À l’heure où la demande de scènes de genre se raréfie, cette nouvelle production marque un véritable tournant dans sa carrière et un apport financier non négligeable. Sa dextérité lui permet de se distinguer de sa sœur, la miniaturiste Marie-Anne Fragonard qui travaille dans la lignée de son époux, dont il retouchait par ailleurs volontiers le travail. Tout comme dans ses scènes de genre, la figure de l’enfant ainsi que la figure féminine tiennent une place centrale dans ses petits portraits.
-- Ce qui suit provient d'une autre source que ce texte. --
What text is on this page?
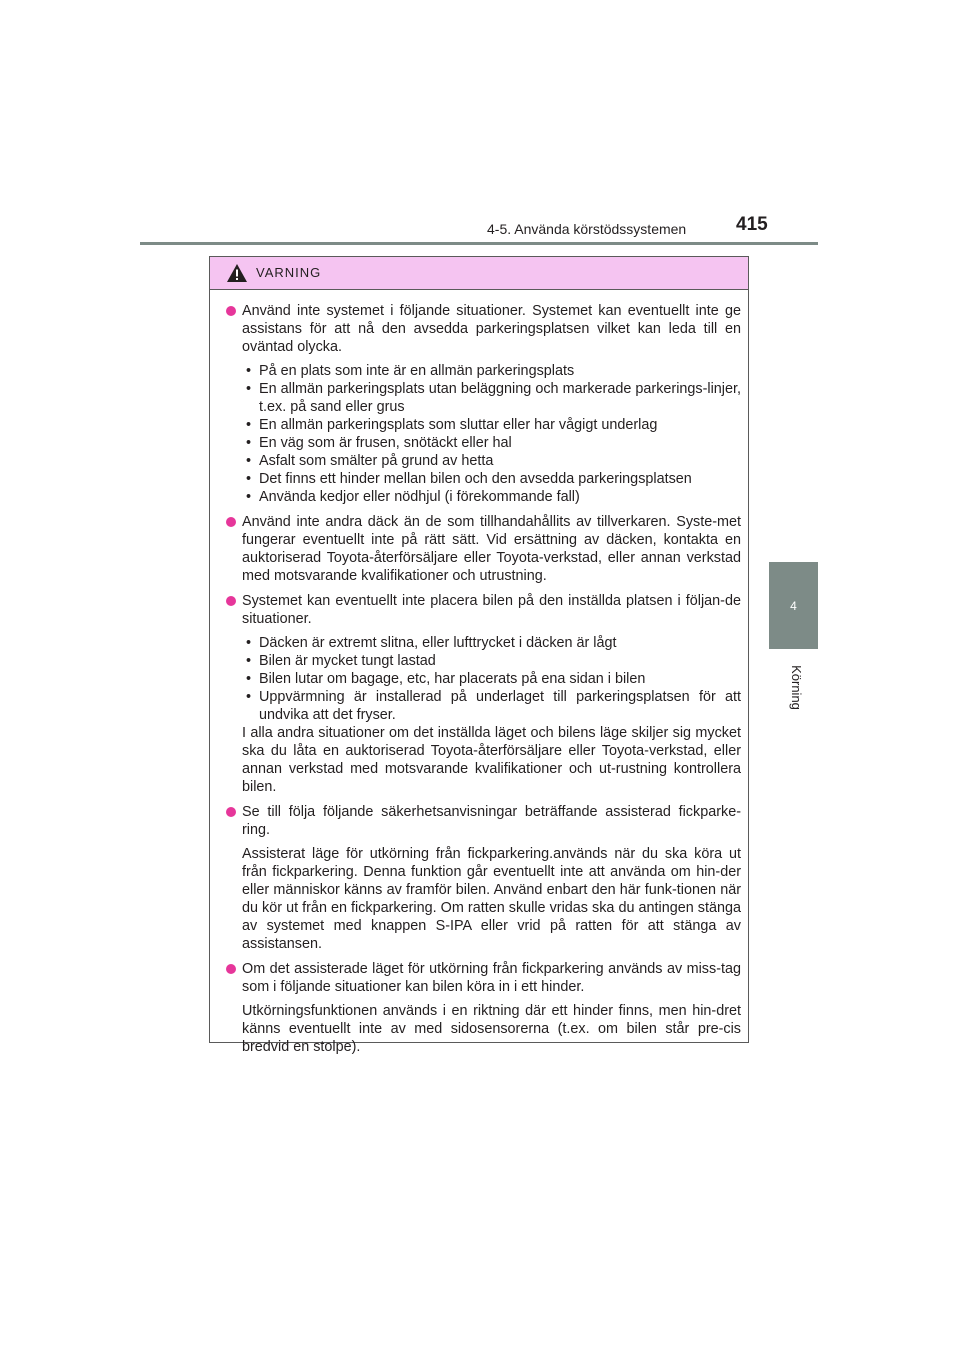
4-5. Använda körstödssystemen	415
4
Körning
VARNING

Använd inte systemet i följande situationer. Systemet kan eventuellt inte ge assistans för att nå den avsedda parkeringsplatsen vilket kan leda till en oväntad olycka.

• På en plats som inte är en allmän parkeringsplats
• En allmän parkeringsplats utan beläggning och markerade parkerings-linjer, t.ex. på sand eller grus
• En allmän parkeringsplats som sluttar eller har vågigt underlag
• En väg som är frusen, snötäckt eller hal
• Asfalt som smälter på grund av hetta
• Det finns ett hinder mellan bilen och den avsedda parkeringsplatsen
• Använda kedjor eller nödhjul (i förekommande fall)

Använd inte andra däck än de som tillhandahållits av tillverkaren. Syste-met fungerar eventuellt inte på rätt sätt. Vid ersättning av däcken, kontakta en auktoriserad Toyota-återförsäljare eller Toyota-verkstad, eller annan verkstad med motsvarande kvalifikationer och utrustning.

Systemet kan eventuellt inte placera bilen på den inställda platsen i följan-de situationer.

• Däcken är extremt slitna, eller lufttrycket i däcken är lågt
• Bilen är mycket tungt lastad
• Bilen lutar om bagage, etc, har placerats på ena sidan i bilen
• Uppvärmning är installerad på underlaget till parkeringsplatsen för att undvika att det fryser.

I alla andra situationer om det inställda läget och bilens läge skiljer sig mycket ska du låta en auktoriserad Toyota-återförsäljare eller Toyota-verkstad, eller annan verkstad med motsvarande kvalifikationer och ut-rustning kontrollera bilen.

Se till följa följande säkerhetsanvisningar beträffande assisterad fickparke-ring.

Assisterat läge för utkörning från fickparkering.används när du ska köra ut från fickparkering. Denna funktion går eventuellt inte att använda om hin-der eller människor känns av framför bilen. Använd enbart den här funk-tionen när du kör ut från en fickparkering. Om ratten skulle vridas ska du antingen stänga av systemet med knappen S-IPA eller vrid på ratten för att stänga av assistansen.

Om det assisterade läget för utkörning från fickparkering används av miss-tag som i följande situationer kan bilen köra in i ett hinder.

Utkörningsfunktionen används i en riktning där ett hinder finns, men hin-dret känns eventuellt inte av med sidosensorerna (t.ex. om bilen står pre-cis bredvid en stolpe).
Notre portrait peut être daté de la fin de la Terreur, vers 1794. Pour la réalisation de ces miniatures, Marguerite Gérard privilégie une technique particulièrement délicate en réalisant de petites huiles sur toile qu’elle fixe sous verre. Ce procédé permet d’accentuer les détails minutieux du visage du traitement des pommettes, des cernes jusque dans le reflet des boucles d’oreilles d’or que porte le modèle. Ces mêmes détails se retrouvent dans quelques-unes de ses œuvres comme en témoigne le portrait de jeune femme conservé au musée du Louvre (ill. 1).

Sa virtuosité s’exprime tout aussi dans le soin accordé au naturalisme et à l’individualisation des profils. Elle choisit judicieusement de les représenter en buste afin de démontrer sa capacité à rendre la physionomie et le travail mené sur le rendu des chairs (ill. 2).
Qu’il s’agisse d’un tableau de chevalet ou d’une œuvre dont le diamètre n’excède pas les 7 centimètres, Gérard porte une grande attention aux jeux d’ombre et de lumière. Son pinceau, d’une extrême finesse, lui permet de donner l’illusion des matières et des épaisseurs. Dans notre portrait, ce traitement est particulièrement visible dans le nœud du fichu, dans le pli du tissu marquant la poitrine ou encore dans le fin châle aux extrémités brodées qui couvre les épaules de la jeune femme. Ces jeux de transparence de matière évoquent tout aussi un sentiment de spontanéité et d’authenticité, révélant une relation personnelle entre l’artiste et son modèle.

En débutant sa carrière l’année du couronnement de Louis XVI, peignant son dernier tableau lorsque Charles X monte sur le trône, Marguerite Gérard est l’une des rares femmes artistes à avoir connu une carrière si prolifique. Elle parvient à hisser la scène de genre au niveau de la peinture d’histoire, talent pour lequel elle est salué par les critiques qui félicitent par ailleurs son don dans la réalisation des miniatures, traitées systématiquement avec la tendresse et l’émotion dont elle fait usage jusqu’à son dernier portrait la veille de la monarchie de Juillet.